LED-Based Photo-CIDNP Hyperpolarization Enables 19 F MR Imaging and 19 F NMR Spectroscopy of 3-Fluoro-DL-tyrosine at 0.6 T

Although 19 F has high potential to serve as a background-free molecular marker in bioimaging, the molar amount of marker substance is often too small to enable 19 F MR imaging or 19 F NMR spectroscopy with a sufficiently high signal-to-noise ratio (SNR). Hyperpolarization methods such as parahydrogen-based hyperpolarization or dynamic nuclear polarization (DNP) can significantly improve the SNR, but require expensive and complex sample preparation and the removal of toxic catalysts and solvents. Therefore, we used the biologically compatible model of the fluorinated amino acid 3-Fluoro-DL-tyrosine with riboflavin 5ʹ-monophosphate (FMN) as a chromophore dissolved in D 2 O with 3.4% H 2 O dest. , allowing to transform light energy into hyperpolarization of the 19 F nucleus via photo-chemically induced dynamic nuclear polarization (photo-CIDNP). We used a low-cost high-power blue LED to illuminate the sample replacing traditionally used laser excitation, which is both potentially harmful and costly.

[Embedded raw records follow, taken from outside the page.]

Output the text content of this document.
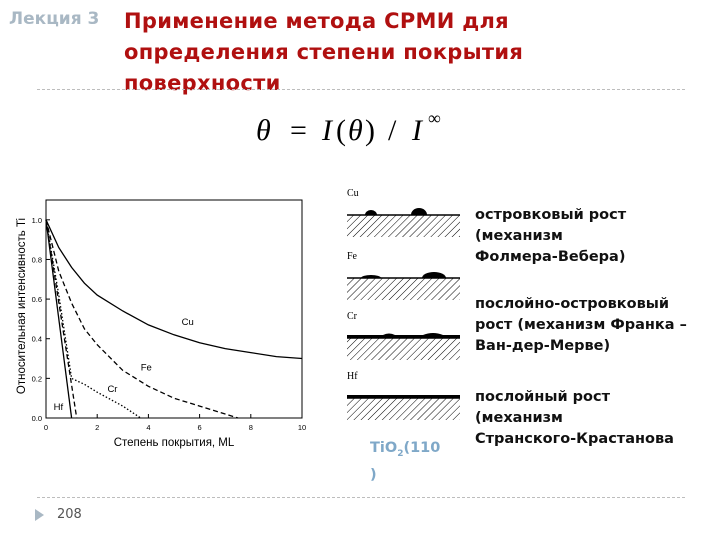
Лекция 3 Применение метода СРМИ для
определения степени покрытия
поверхности
θ = I ( θ ) / I ∞
0	2	4	6	8	10
0.0
0.2
0.4
0.6
0.8
1.0
Cu
Fe
Cr
Hf
Степень покрытия, ML
Относительная интенсивность Ti
Cu
Fe
Cr
Hf
TiO$_2$(110
)
островковый рост
(механизм
Фолмера-Вебера)
послойно-островковый
рост (механизм Франка –
Ван-дер-Мерве)
послойный рост
(механизм
Странского-Крастанова
208
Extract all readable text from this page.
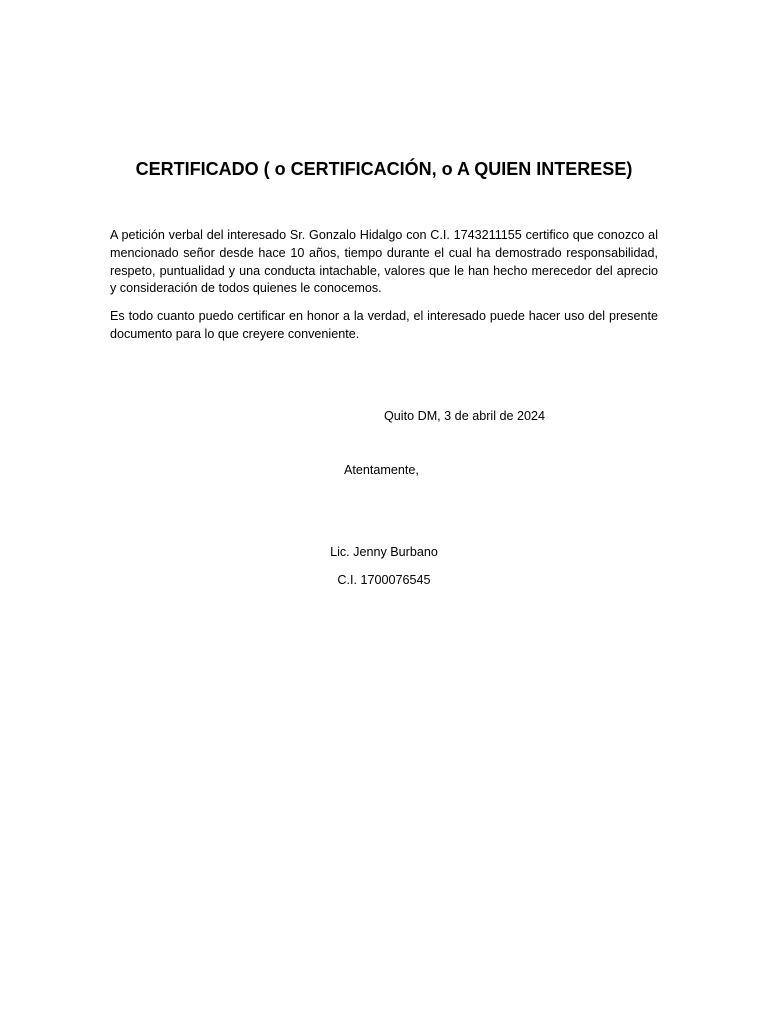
CERTIFICADO ( o CERTIFICACIÓN, o A QUIEN INTERESE)

A petición verbal del interesado Sr. Gonzalo Hidalgo con C.I. 1743211155 certifico que conozco al mencionado señor desde hace 10 años, tiempo durante el cual ha demostrado responsabilidad, respeto, puntualidad y una conducta intachable, valores que le han hecho merecedor del aprecio y consideración de todos quienes le conocemos.

Es todo cuanto puedo certificar en honor a la verdad, el interesado puede hacer uso del presente documento para lo que creyere conveniente.

Quito DM, 3 de abril de 2024

Atentamente,

Lic. Jenny Burbano

C.I. 1700076545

For the first time, we present results of hyperpolarized 19 F MRI and 19 F NMR performed with a low-cost 0.6 T benchtop MRI system. The device allowed simultaneous dual-channel 1 H/ 19 F NMR. 19 F imaging was performed with a (0.94 mm) 2 in-plane resolution. This enabled the spatial resolution of different degrees of hyperpolarization within the sample. We estimated the photo-CIDNP-based 19 F signal enhancement at 0.6 T to be approximately 465. FMN did not bleach out even after multiple excitations, so that the signal-to-noise ratio could be further improved by averaging hyperpolarized signals. The results show that the easy-to-use experimental setup has a high potential to serve as an efficient preclinical tool for hyperpolarization studies in bioimaging.